Just purchased this in beige and I'm thinking about treating it so I won't have to worry about colors transfer or stains.  Any suggestions?


----------



## averagejoe

PURSEJONES said:


> Just purchased this in beige and I'm thinking about treating it so I won't have to worry about colors transfer or stains.  Any suggestions?

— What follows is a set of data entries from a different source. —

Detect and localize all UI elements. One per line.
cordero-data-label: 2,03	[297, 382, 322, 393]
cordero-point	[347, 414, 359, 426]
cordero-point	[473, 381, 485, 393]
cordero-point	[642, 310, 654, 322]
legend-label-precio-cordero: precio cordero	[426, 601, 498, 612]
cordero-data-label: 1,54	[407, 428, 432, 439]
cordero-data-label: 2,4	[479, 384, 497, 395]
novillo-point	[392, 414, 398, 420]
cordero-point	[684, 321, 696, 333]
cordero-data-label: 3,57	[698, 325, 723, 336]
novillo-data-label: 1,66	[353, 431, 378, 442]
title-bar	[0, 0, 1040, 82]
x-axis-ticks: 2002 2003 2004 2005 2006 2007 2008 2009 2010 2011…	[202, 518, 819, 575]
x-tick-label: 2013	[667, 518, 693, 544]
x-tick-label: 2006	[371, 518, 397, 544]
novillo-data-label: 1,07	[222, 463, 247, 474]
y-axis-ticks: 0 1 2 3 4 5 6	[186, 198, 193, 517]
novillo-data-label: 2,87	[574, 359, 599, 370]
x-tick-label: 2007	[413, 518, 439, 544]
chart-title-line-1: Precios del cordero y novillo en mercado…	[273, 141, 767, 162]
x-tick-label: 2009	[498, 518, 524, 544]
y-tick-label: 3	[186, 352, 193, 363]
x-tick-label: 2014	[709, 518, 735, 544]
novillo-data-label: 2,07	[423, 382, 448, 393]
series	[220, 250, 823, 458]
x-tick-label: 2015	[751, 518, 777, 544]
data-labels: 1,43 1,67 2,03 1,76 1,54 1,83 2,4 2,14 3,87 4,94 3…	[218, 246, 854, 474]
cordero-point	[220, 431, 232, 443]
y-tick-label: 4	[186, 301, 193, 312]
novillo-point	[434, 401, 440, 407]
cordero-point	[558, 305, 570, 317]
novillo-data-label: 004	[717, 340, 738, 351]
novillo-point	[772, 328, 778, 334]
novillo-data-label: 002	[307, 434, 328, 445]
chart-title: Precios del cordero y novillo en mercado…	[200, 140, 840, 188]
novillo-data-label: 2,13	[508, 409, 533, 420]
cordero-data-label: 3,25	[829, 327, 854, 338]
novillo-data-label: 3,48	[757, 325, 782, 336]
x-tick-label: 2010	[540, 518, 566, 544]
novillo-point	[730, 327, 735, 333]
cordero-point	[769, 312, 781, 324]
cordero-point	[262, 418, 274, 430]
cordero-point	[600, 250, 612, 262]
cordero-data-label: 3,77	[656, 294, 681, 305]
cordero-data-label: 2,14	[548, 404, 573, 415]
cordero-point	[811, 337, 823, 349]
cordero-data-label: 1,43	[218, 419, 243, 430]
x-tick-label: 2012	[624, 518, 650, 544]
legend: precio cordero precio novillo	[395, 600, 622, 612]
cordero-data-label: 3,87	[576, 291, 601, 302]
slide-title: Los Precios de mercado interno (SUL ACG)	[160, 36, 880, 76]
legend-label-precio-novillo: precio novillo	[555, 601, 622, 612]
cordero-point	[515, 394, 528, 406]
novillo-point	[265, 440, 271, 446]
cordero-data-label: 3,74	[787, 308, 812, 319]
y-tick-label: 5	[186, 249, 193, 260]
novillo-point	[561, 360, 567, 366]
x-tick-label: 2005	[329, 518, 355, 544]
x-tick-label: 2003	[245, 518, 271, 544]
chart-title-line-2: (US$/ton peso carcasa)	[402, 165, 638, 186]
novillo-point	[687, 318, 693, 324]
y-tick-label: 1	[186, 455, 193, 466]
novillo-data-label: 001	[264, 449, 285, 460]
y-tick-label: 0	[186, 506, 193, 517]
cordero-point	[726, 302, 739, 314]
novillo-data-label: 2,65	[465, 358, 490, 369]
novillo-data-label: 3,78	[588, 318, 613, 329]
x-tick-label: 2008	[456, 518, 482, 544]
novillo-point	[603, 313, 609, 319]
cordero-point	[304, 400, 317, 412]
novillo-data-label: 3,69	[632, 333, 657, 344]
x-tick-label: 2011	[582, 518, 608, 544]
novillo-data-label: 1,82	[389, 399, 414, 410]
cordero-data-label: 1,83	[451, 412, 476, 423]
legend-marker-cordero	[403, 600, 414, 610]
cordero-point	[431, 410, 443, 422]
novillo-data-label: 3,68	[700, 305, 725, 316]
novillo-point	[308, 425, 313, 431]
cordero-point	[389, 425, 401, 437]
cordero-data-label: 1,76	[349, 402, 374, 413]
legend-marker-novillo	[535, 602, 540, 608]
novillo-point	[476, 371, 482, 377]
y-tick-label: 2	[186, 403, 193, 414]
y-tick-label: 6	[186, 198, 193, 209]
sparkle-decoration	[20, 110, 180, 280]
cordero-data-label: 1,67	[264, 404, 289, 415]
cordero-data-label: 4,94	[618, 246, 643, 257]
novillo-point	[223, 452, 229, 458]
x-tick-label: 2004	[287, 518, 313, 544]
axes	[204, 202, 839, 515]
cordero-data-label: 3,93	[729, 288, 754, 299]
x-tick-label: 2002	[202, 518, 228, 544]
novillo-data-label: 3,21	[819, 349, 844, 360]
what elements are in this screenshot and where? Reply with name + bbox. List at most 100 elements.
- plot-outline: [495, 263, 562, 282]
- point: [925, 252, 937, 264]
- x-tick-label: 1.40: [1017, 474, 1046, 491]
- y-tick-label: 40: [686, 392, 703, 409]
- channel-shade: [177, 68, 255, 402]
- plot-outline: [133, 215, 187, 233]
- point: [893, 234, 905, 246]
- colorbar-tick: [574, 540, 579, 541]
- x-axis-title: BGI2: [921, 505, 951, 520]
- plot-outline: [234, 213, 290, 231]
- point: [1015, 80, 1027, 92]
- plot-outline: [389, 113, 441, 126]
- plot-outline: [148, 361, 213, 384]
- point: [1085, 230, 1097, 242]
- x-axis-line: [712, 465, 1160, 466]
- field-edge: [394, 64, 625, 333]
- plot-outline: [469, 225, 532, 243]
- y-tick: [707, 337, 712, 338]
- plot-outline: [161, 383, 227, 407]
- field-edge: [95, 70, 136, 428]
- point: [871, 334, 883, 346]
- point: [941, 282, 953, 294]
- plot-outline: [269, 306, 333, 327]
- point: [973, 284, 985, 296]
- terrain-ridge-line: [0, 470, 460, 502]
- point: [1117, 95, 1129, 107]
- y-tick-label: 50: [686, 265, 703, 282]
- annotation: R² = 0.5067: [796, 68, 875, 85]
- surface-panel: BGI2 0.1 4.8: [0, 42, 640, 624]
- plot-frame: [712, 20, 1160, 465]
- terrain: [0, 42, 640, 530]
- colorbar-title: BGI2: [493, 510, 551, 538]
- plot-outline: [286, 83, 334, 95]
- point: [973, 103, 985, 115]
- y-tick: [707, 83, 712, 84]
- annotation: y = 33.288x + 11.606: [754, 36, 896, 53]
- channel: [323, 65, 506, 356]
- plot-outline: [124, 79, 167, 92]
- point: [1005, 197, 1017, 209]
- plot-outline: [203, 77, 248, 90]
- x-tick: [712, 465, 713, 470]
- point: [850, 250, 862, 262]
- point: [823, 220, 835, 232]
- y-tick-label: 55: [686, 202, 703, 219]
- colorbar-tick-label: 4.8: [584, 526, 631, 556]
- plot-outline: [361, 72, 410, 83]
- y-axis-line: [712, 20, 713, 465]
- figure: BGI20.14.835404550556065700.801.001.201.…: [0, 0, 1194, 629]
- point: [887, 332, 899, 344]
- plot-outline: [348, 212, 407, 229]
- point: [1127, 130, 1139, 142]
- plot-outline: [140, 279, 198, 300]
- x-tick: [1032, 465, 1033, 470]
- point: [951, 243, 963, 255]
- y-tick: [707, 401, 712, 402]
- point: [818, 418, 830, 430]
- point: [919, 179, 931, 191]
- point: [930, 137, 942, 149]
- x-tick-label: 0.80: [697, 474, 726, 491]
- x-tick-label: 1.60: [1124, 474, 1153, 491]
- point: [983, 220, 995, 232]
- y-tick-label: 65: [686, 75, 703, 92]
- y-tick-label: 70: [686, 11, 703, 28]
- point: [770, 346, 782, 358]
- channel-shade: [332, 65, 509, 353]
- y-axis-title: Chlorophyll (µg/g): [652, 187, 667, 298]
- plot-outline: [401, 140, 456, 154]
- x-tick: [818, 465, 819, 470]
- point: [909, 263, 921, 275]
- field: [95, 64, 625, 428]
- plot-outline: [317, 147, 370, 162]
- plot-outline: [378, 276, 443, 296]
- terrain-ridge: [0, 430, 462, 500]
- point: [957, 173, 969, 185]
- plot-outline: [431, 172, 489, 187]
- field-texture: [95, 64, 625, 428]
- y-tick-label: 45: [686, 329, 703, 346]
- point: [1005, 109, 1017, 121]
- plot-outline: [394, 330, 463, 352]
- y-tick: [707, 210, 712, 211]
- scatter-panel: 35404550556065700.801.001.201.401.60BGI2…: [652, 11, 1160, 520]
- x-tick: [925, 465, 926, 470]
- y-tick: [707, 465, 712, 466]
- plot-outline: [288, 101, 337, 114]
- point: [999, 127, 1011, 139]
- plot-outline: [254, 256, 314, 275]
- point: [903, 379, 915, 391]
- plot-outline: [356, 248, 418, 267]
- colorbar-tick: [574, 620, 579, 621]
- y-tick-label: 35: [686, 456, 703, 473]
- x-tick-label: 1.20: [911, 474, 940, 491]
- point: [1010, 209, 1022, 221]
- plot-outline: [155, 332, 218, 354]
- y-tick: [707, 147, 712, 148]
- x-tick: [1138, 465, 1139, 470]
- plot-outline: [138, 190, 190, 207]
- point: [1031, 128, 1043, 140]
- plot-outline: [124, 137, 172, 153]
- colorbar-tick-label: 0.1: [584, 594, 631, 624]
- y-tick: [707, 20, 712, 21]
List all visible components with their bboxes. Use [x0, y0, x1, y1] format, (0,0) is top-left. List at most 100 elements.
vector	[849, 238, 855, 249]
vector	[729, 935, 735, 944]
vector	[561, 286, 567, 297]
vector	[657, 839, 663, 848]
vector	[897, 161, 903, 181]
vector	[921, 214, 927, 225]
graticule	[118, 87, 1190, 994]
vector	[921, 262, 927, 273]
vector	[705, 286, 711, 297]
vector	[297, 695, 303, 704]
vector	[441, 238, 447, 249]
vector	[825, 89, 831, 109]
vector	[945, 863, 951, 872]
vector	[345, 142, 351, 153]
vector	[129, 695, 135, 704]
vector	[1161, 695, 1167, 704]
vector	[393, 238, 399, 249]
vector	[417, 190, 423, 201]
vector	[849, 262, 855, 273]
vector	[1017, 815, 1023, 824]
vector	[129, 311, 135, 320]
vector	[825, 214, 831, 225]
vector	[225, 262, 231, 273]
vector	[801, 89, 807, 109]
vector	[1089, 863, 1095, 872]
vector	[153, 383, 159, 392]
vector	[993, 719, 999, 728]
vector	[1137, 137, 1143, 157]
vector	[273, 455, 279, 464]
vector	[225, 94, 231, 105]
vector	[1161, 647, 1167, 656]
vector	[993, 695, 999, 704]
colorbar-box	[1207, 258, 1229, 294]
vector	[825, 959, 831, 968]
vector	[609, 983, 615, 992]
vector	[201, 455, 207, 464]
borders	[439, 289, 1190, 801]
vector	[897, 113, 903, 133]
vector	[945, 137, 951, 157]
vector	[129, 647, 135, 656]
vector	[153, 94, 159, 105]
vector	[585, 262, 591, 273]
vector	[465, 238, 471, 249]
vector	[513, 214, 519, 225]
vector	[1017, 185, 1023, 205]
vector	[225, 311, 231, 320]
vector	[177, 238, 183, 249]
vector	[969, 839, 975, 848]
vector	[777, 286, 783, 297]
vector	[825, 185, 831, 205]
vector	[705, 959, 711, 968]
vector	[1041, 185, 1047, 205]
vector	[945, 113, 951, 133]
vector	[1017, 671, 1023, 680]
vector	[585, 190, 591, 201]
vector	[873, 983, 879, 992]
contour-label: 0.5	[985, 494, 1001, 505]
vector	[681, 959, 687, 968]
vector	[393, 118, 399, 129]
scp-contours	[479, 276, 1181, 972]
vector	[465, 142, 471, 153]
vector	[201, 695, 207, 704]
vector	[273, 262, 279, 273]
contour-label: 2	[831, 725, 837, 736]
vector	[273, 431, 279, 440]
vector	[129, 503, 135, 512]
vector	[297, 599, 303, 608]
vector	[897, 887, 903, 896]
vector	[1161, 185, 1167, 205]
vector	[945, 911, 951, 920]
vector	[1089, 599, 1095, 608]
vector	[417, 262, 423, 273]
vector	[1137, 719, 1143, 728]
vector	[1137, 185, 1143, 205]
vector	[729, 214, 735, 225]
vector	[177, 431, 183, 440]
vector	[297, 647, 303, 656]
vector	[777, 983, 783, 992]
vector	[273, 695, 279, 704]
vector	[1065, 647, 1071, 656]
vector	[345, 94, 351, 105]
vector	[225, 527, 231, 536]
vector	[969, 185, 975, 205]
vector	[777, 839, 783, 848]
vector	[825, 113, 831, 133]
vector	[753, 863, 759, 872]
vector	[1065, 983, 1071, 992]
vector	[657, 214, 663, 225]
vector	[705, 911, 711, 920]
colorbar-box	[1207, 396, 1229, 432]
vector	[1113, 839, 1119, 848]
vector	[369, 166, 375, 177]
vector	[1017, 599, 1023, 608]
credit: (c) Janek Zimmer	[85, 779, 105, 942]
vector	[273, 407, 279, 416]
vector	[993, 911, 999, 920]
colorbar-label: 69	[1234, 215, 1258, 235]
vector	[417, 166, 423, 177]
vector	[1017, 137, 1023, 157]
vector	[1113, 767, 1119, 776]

I suggest not treating it with anything as it may darken the leather. Just enjoy your bag.


----------



## Sushibunny

Congrats on your new bag! Sadly It's just safer to wear light colored clothing or cloth that passes the colorfast test ( in my opinion). I've previously treated one of my lighter bags  but it still got color transfered  I only noticed it a few days later and by then it was already too late to attempt to clean it off.


----------



## myfavebag

PURSEJONES said:


> Just purchased this in beige and I'm thinking about treating it so I won't have to worry about colors transfer or stains.  Any suggestions?


Beautiful! is bag heavy?


----------



## myfavebag

PURSEJONES said:


> Just purchased this in beige and I'm thinking about treating it so I won't have to worry about colors transfer or stains.  Any suggestions?


I have cream version . I conditioned with coach leather conditioner and Apple conditioner , then sprayed with Apple guard .


----------